Standing next to the patient, near the leg to test.

 

Action of the test:

The examiner squeezes the calf muscles, more specific the gastrocnemius - soleus complex, with his hand. By squeezing the calf the achilles tendon should normally contract resulting in plantar flexion.


Positive result:

If the achilles tendon is completly ruptured, there won’t be any plantar flexion visible. But there is a hidden snag: the m. plantaris and deep toe flexors can also provide plantar flexion. To be sure that the patient has a complete achilles tendon rupture there a 4 clinical signs that indicate this clinical view:

1.on careful inspection with the patient prone and both ankles fully relaxed, the foot on the ruptured side hangs straight down due to the absence of the tendon tone.
2.there may be a palpable gap in the tendon, approximately 3-6cm proximal to the insertion into the calcaneus.

3.the strength of the plantar flexion is markedly reduced .
4.Simmond’s calf squeeze test is positive.

Tinnel's test

 

Tinel's sign is a way to detect irritated nerves

 

Patient position:

Lying in supine.

 

Therapist position:

Standing next to the patient, near his foot.

 

Action of the test:

It is performed by lightly tapping (percussing) over the nerve to elicit a sensation of tingling or "pins and needles" in the distribution of the nerve.

 

Positive result:

The test is positive when there is pressure neuropathy of the nerve in the foot or ankle. When the nerve is not trapt behind a structure there will be a negative test and the patient will feel no pain. On the opposite when the nerve is trapt the patient will feel tingling’s in the distal area.

 
Knock test

 

Patient position:

The patient lies supine, with his foot over the end of the table.

 

Therapist position:

Standing next to the patient, near the leg to test.

 

Action of the test:

The therapist puts the patient's ankle at maximum dorsiflexion in order to obtain as congruent as possible.

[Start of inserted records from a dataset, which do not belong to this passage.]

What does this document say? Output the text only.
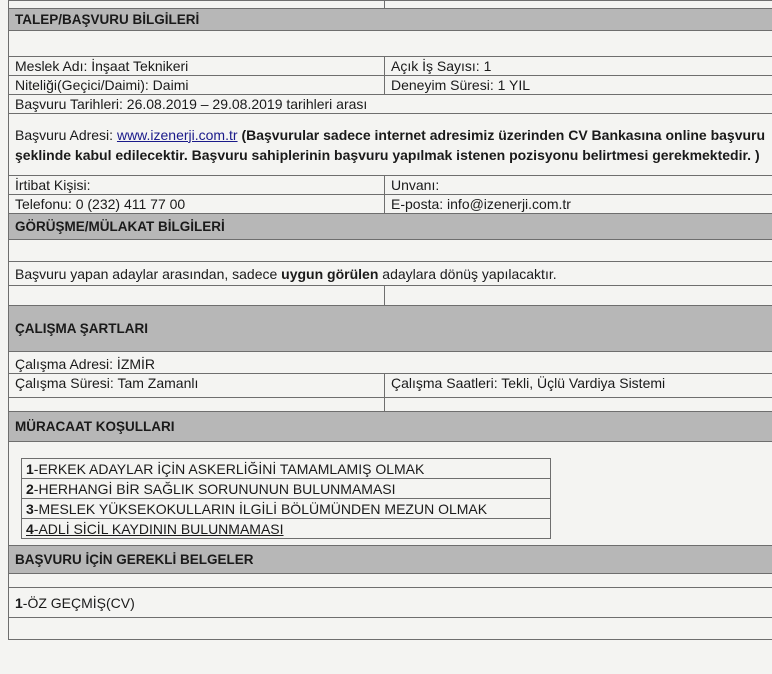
TALEP/BAŞVURU BİLGİLERİ

Meslek Adı: İnşaat Teknikeri	Açık İş Sayısı: 1
Niteliği(Geçici/Daimi): Daimi	Deneyim Süresi: 1 YIL
Başvuru Tarihleri: 26.08.2019 – 29.08.2019 tarihleri arası
Başvuru Adresi: www.izenerji.com.tr (Başvurular sadece internet adresimiz üzerinden CV Bankasına online başvuru şeklinde kabul edilecektir. Başvuru sahiplerinin başvuru yapılmak istenen pozisyonu belirtmesi gerekmektedir. )
İrtibat Kişisi:	Unvanı:
Telefonu: 0 (232) 411 77 00	E-posta: info@izenerji.com.tr
GÖRÜŞME/MÜLAKAT BİLGİLERİ

Başvuru yapan adaylar arasından, sadece uygun görülen adaylara dönüş yapılacaktır.

ÇALIŞMA ŞARTLARI
Çalışma Adresi: İZMİR
Çalışma Süresi: Tam Zamanlı	Çalışma Saatleri: Tekli, Üçlü Vardiya Sistemi

MÜRACAAT KOŞULLARI

1-ERKEK ADAYLAR İÇİN ASKERLİĞİNİ TAMAMLAMIŞ OLMAK
2-HERHANGİ BİR SAĞLIK SORUNUNUN BULUNMAMASI
3-MESLEK YÜKSEKOKULLARIN İLGİLİ BÖLÜMÜNDEN MEZUN OLMAK
4-ADLİ SİCİL KAYDININ BULUNMAMASI

BAŞVURU İÇİN GEREKLİ BELGELER

1-ÖZ GEÇMİŞ(CV)
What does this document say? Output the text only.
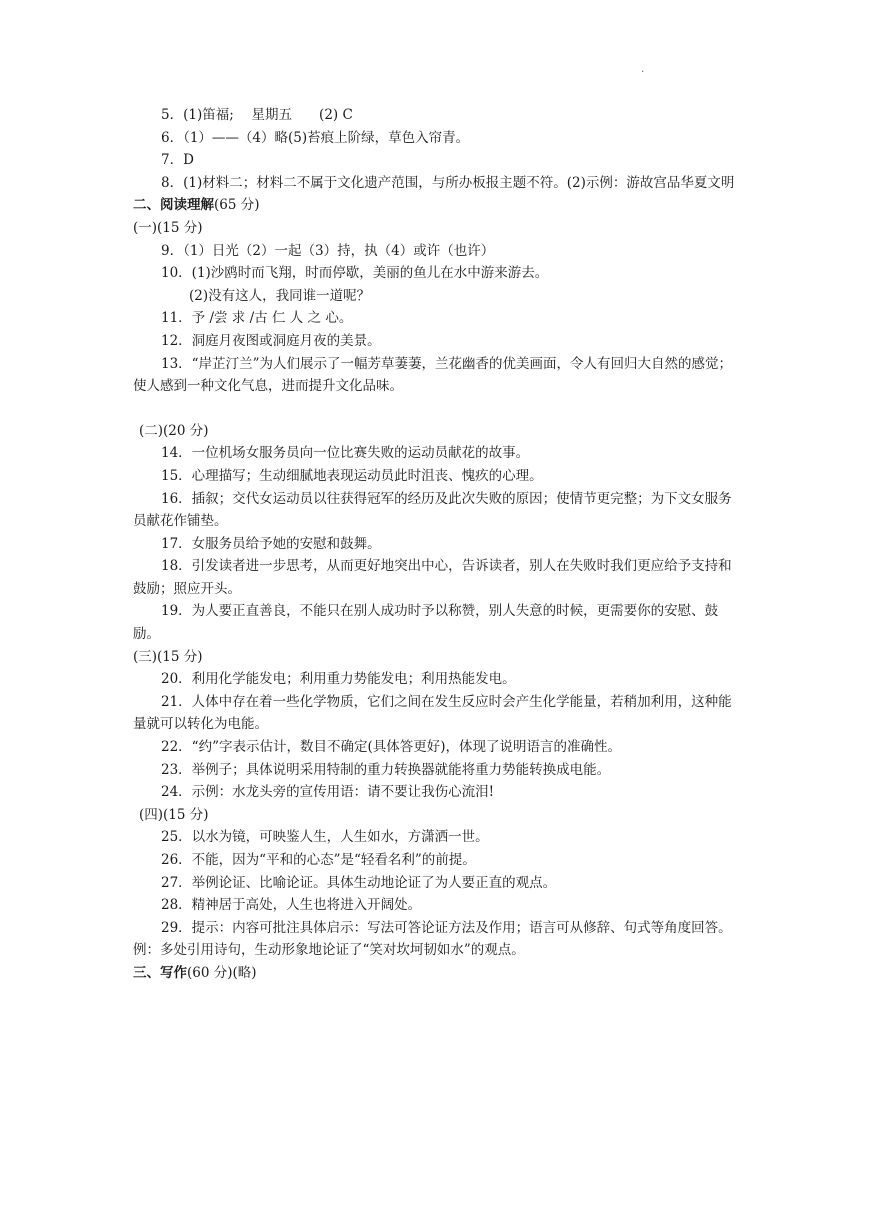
.

5．(1)笛福;　 星期五　　(2) C

6．（1）——（4）略(5)苔痕上阶绿，草色入帘青。

7．D

8．(1)材料二；材料二不属于文化遗产范围，与所办板报主题不符。(2)示例：游故宫品华夏文明

二、阅读理解(65 分)

(一)(15 分)

9．（1）日光（2）一起（3）持，执（4）或许（也许）

10．(1)沙鸥时而飞翔，时而停歇，美丽的鱼儿在水中游来游去。

(2)没有这人，我同谁一道呢？

11．予 /尝 求 /古 仁 人 之 心。

12．洞庭月夜图或洞庭月夜的美景。

13．“岸芷汀兰”为人们展示了一幅芳草萋萋，兰花幽香的优美画面，令人有回归大自然的感觉；使人感到一种文化气息，进而提升文化品味。

(二)(20 分)

14．一位机场女服务员向一位比赛失败的运动员献花的故事。

15．心理描写；生动细腻地表现运动员此时沮丧、愧疚的心理。

16．插叙；交代女运动员以往获得冠军的经历及此次失败的原因；使情节更完整；为下文女服务员献花作铺垫。

17．女服务员给予她的安慰和鼓舞。

18．引发读者进一步思考，从而更好地突出中心，告诉读者，别人在失败时我们更应给予支持和鼓励；照应开头。

19．为人要正直善良，不能只在别人成功时予以称赞，别人失意的时候，更需要你的安慰、鼓励。

(三)(15 分)

20．利用化学能发电；利用重力势能发电；利用热能发电。

21．人体中存在着一些化学物质，它们之间在发生反应时会产生化学能量，若稍加利用，这种能量就可以转化为电能。

22．“约”字表示估计，数目不确定(具体答更好)，体现了说明语言的准确性。

23．举例子；具体说明采用特制的重力转换器就能将重力势能转换成电能。

24．示例：水龙头旁的宣传用语：请不要让我伤心流泪!

(四)(15 分)

25．以水为镜，可映鉴人生，人生如水，方潇洒一世。

26．不能，因为“平和的心态”是“轻看名利”的前提。

27．举例论证、比喻论证。具体生动地论证了为人要正直的观点。

28．精神居于高处，人生也将进入开阔处。

29．提示：内容可批注具体启示：写法可答论证方法及作用；语言可从修辞、句式等角度回答。例：多处引用诗句，生动形象地论证了“笑对坎坷韧如水”的观点。

三、写作(60 分)(略)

Then he applies a strong knock over the heel of the patient.

 

Positive result:

If the patient feels pain in the heel, can be because of a calcaneous fracture.

 

Special considerations:

This test shouldn't be done if there are evident deformities.

Subastragalar inclination test (eversion)

 

This test is used to asses tibio-calcaneus ligaments.

 

Patient position:

Patient is supine with the ankle in neutral position.

 

Therapist position:

The therapist is placed close to patient´s foot being evaluated holding with one hand tibia and fibula bones and foot with the other hand.

 

Action test:

The therapist bends patient´s foot towars lateral body line performingn an eversion.

 

Resultado positivo:

Test is positive if excesive eversion is shown.

Subastragalar inclination test (inversion)

 

This test is used to assess heel bone-fibula ligaments.

 

Patient position:

Patient is supine with ankle in neutral position.

 

Therapist position:

The therapist is placed close to foot to be evaluated and holding tibia and fibula bones with one hand and foot with the other hand.

 

Action test:

The therapist bends patient´s foot towards medial body line performing an inversion.

 

Positive result:

Test is positive if excessive inversion is shown.